Union representatives for state employees said they approved of the plan to protect salary increases in the current budget from cuts.
“We support this plan because it protects pension benefits in the long run while securing fair pay in the short run,” said Sue Esty, assistant director of the Maryland chapter of the American Federation of State, County and Municipal Employees.
Senators emphasized that the decision on Friday won’t affect pension payments to state employees.
The Senate budget panel decided to slowly increase the payments in future years. For example, the panel decided to bring the additional payment up to $150 million in fiscal year 2016, $200 million in fiscal year 2017 and $250 million in fiscal year 2018. In fiscal year 2019, the full $300 million payment would be made.
O’Malley’s proposal to cap the additional payment at $200 million raised objections from Treasurer Nancy Kopp and Comptroller Peter Franchot. Both testified before lawmakers expressing concern about how the proposal could influence bond-rating agencies, which consistently have given Maryland a top rating, and would send a bad message to state employees by reneging on the stated purpose of their added contributions in the 2011 pension overhaul.
After Thursday’s drop in revenue estimates, though, senators on the budget panel said they couldn’t find a better alternative to fill the hole, short of cutting planned raises for state employees.
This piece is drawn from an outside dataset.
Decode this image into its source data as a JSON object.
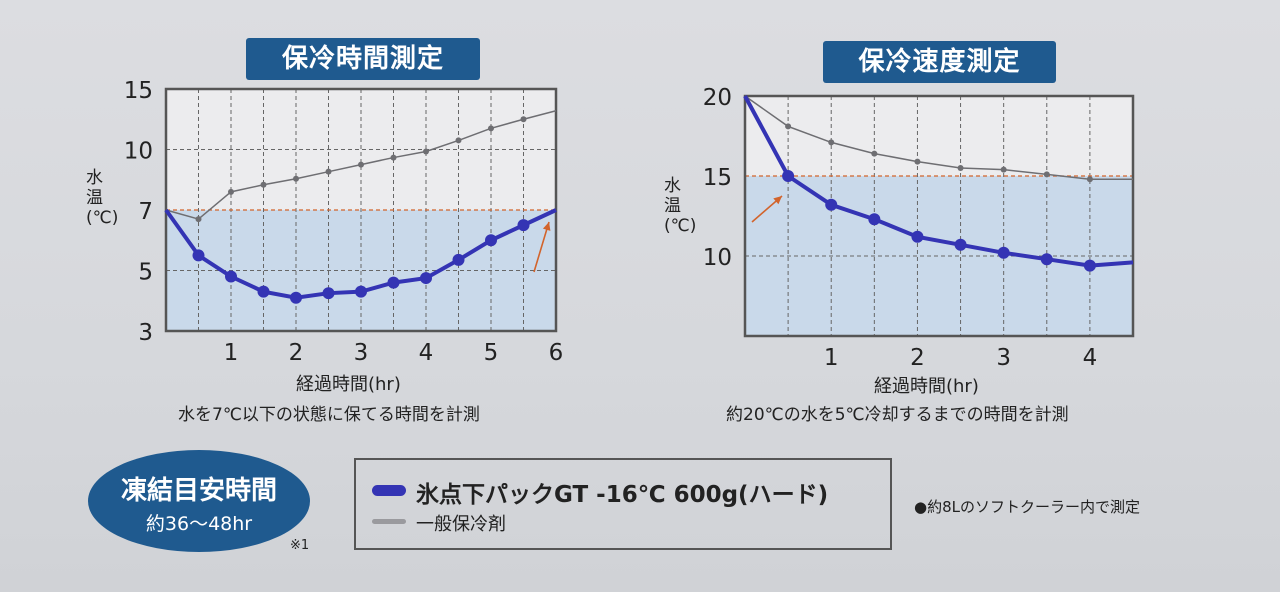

Robey also said state still will be making progress in shoring up the pension system, which would be on track to be fully funded in 2039.
Members of the state’s Board of Revenue Estimates attributed the downward revenue revisions announced Thursday to a variety of factors. Federal budget battles in Washington last year had a significant impact on the large numbers of federal workers who live in the state. Growth in food and energy costs and expiration of the federal payroll tax holiday also were noted as factors.